И верно, сдержал он свое слово. На другой день, возвратившись с фермы — тетя Валя все еще старшей дояркой работала, — она не могла налюбоваться: вдоль всего огорода стояли прямые рядки смородиновых кустов. Кустики рябины, ольхи… кедрачиная лапа возле уборной торчала.
— А это? — спросила она, улыбаясь на кедрачиную лапу.
— Это, мать, от запаха. Кедрач запах уничтожает.
— А вырастет?
— В тундре растет, а у нас… — земля-то у нас лучше.
— Буду поливать.
Она носила воду и по утрам и по вечерам, даже какое-то химическое удобрение подмешивала — у бывшего огородника Лободы взяла. А дядя Саша, выполнив это «правительственное» задание, уже целыми днями бродил по сейнерам — надо ж спросить, как рыбачилось, проверить, правильно ли оснащен невод, подсказать молодому капитану, где сейчас и какая должна быть рыба, — уже и забыл про кусты.
Но кусты засыхали. Как она ни старалась. Даже химикаты не помогли.
Тогда она позвала Лободу. Тот посмотрел и покачал головой.
— Никогда не вырастут.
— Как это? — удивились она.
— А вот. — И Лобода легонько, двумя пальчиками, одну за другой начал выдергивать ветки из земли…
Сеня Голубев
Лет десять назад тралили мы камбалу в Олюторском заливе. Был июль, утро. Солнышко радовалось так, что все вокруг — далекий синий горизонт, бирюзовые волны, песчаные отмели, зеленые сопки, льдистые скалы — все искрилось.
Сеня стоял на палубе посреди трепещущей рыбы — мы подошли к ним передать почту — в раскатанных сапогах, проолифленной куртке, под которой грубошерстный свитер до ушей, без шапки; волнистая шевелюра, нежненькая кудрявая бородка, крепкая улыбка делали его похожим на флибустьера времен владычества на морях флинтов и роджерсов. В руке он держал багорок, которым рыбу сортируют.

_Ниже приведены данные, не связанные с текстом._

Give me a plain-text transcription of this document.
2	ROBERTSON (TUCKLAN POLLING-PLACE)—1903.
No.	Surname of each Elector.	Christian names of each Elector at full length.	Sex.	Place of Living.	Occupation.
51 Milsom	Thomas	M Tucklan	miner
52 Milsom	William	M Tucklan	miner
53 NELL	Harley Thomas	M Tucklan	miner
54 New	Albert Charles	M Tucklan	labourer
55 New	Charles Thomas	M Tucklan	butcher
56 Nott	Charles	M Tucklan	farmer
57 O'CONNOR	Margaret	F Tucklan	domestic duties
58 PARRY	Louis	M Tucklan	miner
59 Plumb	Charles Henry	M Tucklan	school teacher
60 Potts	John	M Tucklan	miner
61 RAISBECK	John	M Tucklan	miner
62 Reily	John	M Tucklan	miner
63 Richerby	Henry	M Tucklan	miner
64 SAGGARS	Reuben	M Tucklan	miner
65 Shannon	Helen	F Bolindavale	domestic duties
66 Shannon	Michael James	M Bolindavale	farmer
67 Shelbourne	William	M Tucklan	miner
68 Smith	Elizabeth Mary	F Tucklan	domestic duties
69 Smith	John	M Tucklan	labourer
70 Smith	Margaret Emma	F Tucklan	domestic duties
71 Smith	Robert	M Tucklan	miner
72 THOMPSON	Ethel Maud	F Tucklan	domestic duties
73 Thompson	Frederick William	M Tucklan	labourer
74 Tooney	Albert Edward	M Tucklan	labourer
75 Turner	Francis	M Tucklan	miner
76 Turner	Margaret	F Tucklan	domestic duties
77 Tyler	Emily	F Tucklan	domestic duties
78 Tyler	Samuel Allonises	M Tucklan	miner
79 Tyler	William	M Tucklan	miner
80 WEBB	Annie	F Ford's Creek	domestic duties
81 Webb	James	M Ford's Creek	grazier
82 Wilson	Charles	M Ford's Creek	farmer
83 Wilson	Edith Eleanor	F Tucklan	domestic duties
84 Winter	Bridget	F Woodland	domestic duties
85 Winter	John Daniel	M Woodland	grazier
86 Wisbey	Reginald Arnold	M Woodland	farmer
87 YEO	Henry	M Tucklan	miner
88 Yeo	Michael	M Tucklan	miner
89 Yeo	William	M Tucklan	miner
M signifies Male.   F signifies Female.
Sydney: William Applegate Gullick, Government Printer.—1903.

— Привет! — Было видно, что его настроение под стать утру.
— Привет! — отозвался Страх. — Как рыбачится?
— Да вот. — Сеня показал на кучи камбалы.
— До плана много?
— Уже взяли.
Но у Семена была мечта, он собирался уйти в торговый флот. Этой же весной, дрейфуя во льдах Анапки, наши сейнера притерло друг к другу. Сеня со своей командой зашли к нам.
— Парни, ведь у меня длинный диплом, я же кончил Высшую мореходку, — грустно говорил он, — а вот торчу на рыбе. Мои кореша водят океанские лайнеры по Япониям да Америкам, а я… ну, куда вот у нас дальше этого клопа, называемого «малый рыболовный сейнер», прыгнешь?
— А зачем прыгать? — поинтересовался Страх. — Рыбачь да рыбачь.
— Там ведь «либертосы», «леса»…
— На «лесах» я работал, — отозвался Петрович, — хорошие коробки, только… скука.
— А рейсы? — продолжал Сеня. — Все океаны и моря перед тобой. Разные страны…
— Все порты, Сеня, на одно лицо, — сказал Петрович.
— После путины перебираюсь в торговый флот.
И перебрался.
Года четыре назад столкнулся с ним в Питере[4]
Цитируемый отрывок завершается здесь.